PERU: Confession retracted
Murder defendant Joran van der Sloot retracted his confession, a Dutch newspaper reported Monday. Superior Court Judge Carlos Morales visited the Dutchman at the maximum-security prison in Lima where he has been held since being charged with first-degree murder in the May 30 killing of a woman he met playing poker in Lima. Van der Sloot, 22, would not talk, citing his lawyer's petition to declare his confession void in the death of Stephany Flores, 21. Lawyer Maximo Altez contends it isn't valid because the defense lawyer present was state-appointed. Van der Sloot, prime suspect in the 2005 disappearance in Aruba of U.S. teen Natalee Holloway, was quoted by De Telegraaf as saying he signed a confession only because he was intimidated by police.

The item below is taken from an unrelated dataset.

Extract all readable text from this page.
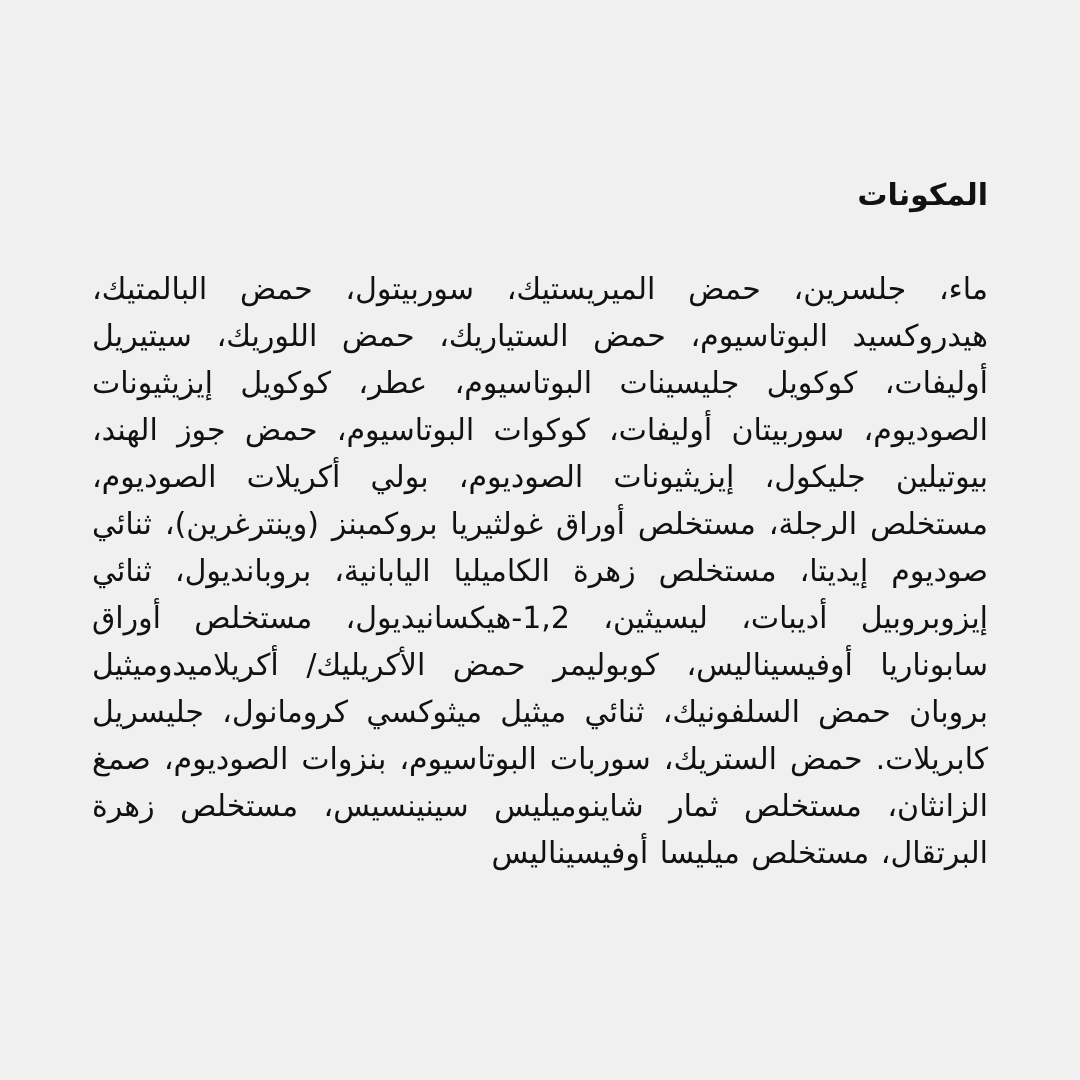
المكونات

ماء، جلسرين، حمض الميريستيك، سوربيتول، حمض البالمتيك، هيدروكسيد البوتاسيوم، حمض الستياريك، حمض اللوريك، سيتيريل أوليفات، كوكويل جليسينات البوتاسيوم، عطر، كوكويل إيزيثيونات الصوديوم، سوربيتان أوليفات، كوكوات البوتاسيوم، حمض جوز الهند، بيوتيلين جليكول، إيزيثيونات الصوديوم، بولي أكريلات الصوديوم، مستخلص الرجلة، مستخلص أوراق غولثيريا بروكمبنز (وينترغرين)، ثنائي صوديوم إيديتا، مستخلص زهرة الكاميليا اليابانية، بروبانديول، ثنائي إيزوبروبيل أديبات، ليسيثين، 1,2-هيكسانيديول، مستخلص أوراق سابوناريا أوفيسيناليس، كوبوليمر حمض الأكريليك/ أكريلاميدوميثيل بروبان حمض السلفونيك، ثنائي ميثيل ميثوكسي كرومانول، جليسريل كابريلات. حمض الستريك، سوربات البوتاسيوم، بنزوات الصوديوم، صمغ الزانثان، مستخلص ثمار شاينوميليس سينينسيس، مستخلص زهرة البرتقال، مستخلص ميليسا أوفيسيناليس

VATICAN CITY: Cardinal denies corruption
Naples Cardinal Crecenzio Sepe, under investigation in a sprawling corruption scandal, denied wrongdoing and insisted Monday he acted for the good of the church while handling real estate transactions for the Vatican office that funds missionary work abroad. Prosecutors are trying to untangle an alleged web of kickbacks involving billions worth of contracts for such megaprojects as preparing 2000 Holy Year events in Rome, the 2009 Group of Eight summit and rebuilding quake-shattered L'Aquila.
THE KOREAS: High radiation at border
Abnormally high radiation levels were detected near the border between the Koreas days after North Korea claimed to have mastered a complex technology key to manufacturing a hydrogen bomb, Seoul said Monday. The Science Ministry said its investigation ruled out a nuclear test by the North, but failed to determine the source of the radiation. On May 12, North Korea claimed its scientists succeeded in creating a nuclear fusion reaction, a technology necessary to manufacture a hydrogen bomb. South Korean experts doubted the North actually made such a breakthrough.